The primary goals of the authors’ research are to demonstrate that corporate cash holdings can be positively correlated with credit spreads, to investigate the probability of default, and to offer plausible explanations to substantiate this anomaly. Accordingly, it is important to separate variations in a firm’s cash holdings that are exogenous and indirectly related to credit risk from variations in a firm’s cash holdings that are endogenous, occurring as a direct result of changes in credit risk. Examples of exogenous factors are a firm’s specific cash management policies and managerial incentives to avoid bankruptcy. Endogenous factors include a decline in a firm’s expected future cash flows or an increase in leverage.
How Is This Research Useful to Practitioners?
The focus of the authors’ research is the application of a corporate finance template in which firms must optimally choose between the amount of cash they invest and the amount they retain as a buffer for liquidity purposes. This process entails striking a balance between the opportunity costs of any forgone investments and the explicit interest rate costs embodied in credit spreads. The authors assert several hypotheses based on their model in order to explore this delicate interaction.
They begin by replicating previous studies that controlled for firm-specific risk attributes, and they make two discoveries that are both noteworthy and contradictory. First, they find that a standard deviation increase of 1 in the cash-to-assets ratio is associated with a 20 bp increase in credit spreads. Second, when testing such default-predicting models as Altman’s Z-score, they find that in the short term, increased liquidity is associated with reduced probability of default. For periods longer than one year, the reverse is true. This counterintuitive outcome is a result of firms’ precautionary motive for increasing cash in the face of increased risk. For example, if higher risk is defined as an expectation of lower cash flows, firms that must make debt payments will reallocate capital from investments to cash to reduce the risk of not having the cash for the debt payment. The direct effect of a firm’s higher risk supersedes the indirect effect of a firm’s internal policy that increases its cash holdings as a safety measure, as long as there are sufficient restrictions on obtaining external financing.
For variations in cash holdings unrelated to changes in risk factors, the authors’ model calculates the expected negative association between variations in cash and credit spreads.
Finally, when studying the association between increased liquidity and the probability of default, the authors clarify that there is a negative correlation over the short term and a positive correlation over the long term.

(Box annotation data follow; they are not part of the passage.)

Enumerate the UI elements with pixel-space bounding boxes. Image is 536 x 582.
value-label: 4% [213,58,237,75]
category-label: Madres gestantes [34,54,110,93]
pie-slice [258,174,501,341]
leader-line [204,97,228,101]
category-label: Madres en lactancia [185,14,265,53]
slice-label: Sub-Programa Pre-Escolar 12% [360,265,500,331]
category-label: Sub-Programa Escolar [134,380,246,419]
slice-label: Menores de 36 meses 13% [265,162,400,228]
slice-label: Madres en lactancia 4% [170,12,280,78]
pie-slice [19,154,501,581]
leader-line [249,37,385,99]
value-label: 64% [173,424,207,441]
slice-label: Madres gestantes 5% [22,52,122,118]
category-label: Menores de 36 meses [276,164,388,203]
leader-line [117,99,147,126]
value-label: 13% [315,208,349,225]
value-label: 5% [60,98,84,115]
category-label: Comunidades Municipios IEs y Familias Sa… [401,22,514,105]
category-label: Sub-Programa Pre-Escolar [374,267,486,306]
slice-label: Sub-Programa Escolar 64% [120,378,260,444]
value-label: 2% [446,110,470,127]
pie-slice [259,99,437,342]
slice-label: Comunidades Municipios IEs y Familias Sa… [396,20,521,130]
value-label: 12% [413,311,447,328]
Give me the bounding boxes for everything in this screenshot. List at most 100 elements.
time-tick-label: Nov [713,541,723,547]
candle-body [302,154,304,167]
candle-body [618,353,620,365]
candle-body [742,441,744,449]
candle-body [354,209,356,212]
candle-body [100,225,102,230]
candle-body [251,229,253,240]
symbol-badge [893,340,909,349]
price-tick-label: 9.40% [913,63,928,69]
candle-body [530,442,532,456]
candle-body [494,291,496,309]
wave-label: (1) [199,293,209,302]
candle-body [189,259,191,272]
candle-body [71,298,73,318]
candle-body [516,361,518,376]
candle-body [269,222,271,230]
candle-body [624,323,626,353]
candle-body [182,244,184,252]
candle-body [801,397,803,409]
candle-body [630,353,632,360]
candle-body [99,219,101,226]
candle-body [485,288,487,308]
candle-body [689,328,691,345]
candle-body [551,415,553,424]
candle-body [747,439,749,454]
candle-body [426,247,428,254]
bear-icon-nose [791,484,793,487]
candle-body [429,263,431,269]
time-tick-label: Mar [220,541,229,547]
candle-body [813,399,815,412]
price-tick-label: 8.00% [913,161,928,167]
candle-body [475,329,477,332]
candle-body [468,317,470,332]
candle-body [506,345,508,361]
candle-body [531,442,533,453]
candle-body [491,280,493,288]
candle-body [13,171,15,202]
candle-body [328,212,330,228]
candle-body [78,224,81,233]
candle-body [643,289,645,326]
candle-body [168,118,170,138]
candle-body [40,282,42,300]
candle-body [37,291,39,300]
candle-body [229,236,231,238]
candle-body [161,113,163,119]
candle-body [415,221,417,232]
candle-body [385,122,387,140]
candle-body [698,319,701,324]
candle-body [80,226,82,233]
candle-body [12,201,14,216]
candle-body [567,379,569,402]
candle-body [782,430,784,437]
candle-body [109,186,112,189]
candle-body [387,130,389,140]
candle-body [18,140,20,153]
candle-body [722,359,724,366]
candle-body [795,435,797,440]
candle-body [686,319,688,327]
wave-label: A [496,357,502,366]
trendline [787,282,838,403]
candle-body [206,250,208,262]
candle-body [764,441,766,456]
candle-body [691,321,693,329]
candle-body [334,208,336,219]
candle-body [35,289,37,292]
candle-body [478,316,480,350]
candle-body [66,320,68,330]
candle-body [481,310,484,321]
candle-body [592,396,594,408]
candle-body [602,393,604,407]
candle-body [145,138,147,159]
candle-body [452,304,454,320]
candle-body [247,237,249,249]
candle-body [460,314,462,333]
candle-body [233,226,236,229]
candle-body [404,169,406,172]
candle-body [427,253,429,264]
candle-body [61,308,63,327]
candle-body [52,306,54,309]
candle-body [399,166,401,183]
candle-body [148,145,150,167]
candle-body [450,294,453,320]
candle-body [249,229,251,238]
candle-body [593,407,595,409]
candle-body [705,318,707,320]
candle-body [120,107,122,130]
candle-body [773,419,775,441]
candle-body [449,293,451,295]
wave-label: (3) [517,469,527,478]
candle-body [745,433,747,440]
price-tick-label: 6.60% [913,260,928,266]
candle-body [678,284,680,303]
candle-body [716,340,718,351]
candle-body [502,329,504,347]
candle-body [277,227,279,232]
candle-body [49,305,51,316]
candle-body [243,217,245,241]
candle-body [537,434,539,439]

How Did the Authors Conduct This Research?
The authors’ focus is on the credit spreads and default probabilities of nonfinancial U.S. firms that had at least one public bond outstanding from December 1996 to September 2010. They obtain bond information from the Fixed Income Securities Database provided by Mergent, default data from Moody’s Default & Recovery Database, financial data from Compustat, executive compensation data from ExecuComp, and expected default probability estimates from Moody’s/KMV. Bond prices used to calculate yield spreads are gathered from the Merrill Lynch U.S. Investment Grade Index and the High Yield Master II Index. After the authors ensure that the bond spreads are uncontaminated, the sample includes 530 firms, 35,206 firm months, and 103,691 bond-month observations with which to calculate bond spreads.
The sample’s credit spreads have a mean of 224 bps and a median of 153 bps. Not surprisingly, the spreads increase with maturity and credit rating. Noteworthy in this regard is the fact that the average BB spread of 361 bps is nearly twice that for BBB bonds (196 bps).
Balance sheet liquidity is represented by the ratios of cash to assets, working capital to total assets, current assets to current liabilities, and current assets less inventories to current liabilities. When cash holdings by credit rating are graphed, a U-shaped pattern emerges: The highest- and lowest-rated firms have the highest cash holdings. When the authors test if this same relationship is present for all (i.e., public and nonpublic) U.S. nonfinancial bond issuers in the Compustat database, the U-shaped pattern reappears.
For credit analysts, the authors uncover several subtle relationships that will be helpful when analyzing companies’ credit risk. Namely, the limitations of standard methodologies in capturing the long-term effects of balance sheet liquidity on the probability of default and the distinction between the direct and indirect relationship between cash and spreads will advance the analysis. I also find it telling that despite all the industry clamor to streamline the role of credit rating agencies, the authors still find that investors attach meaningful significance to their opinions.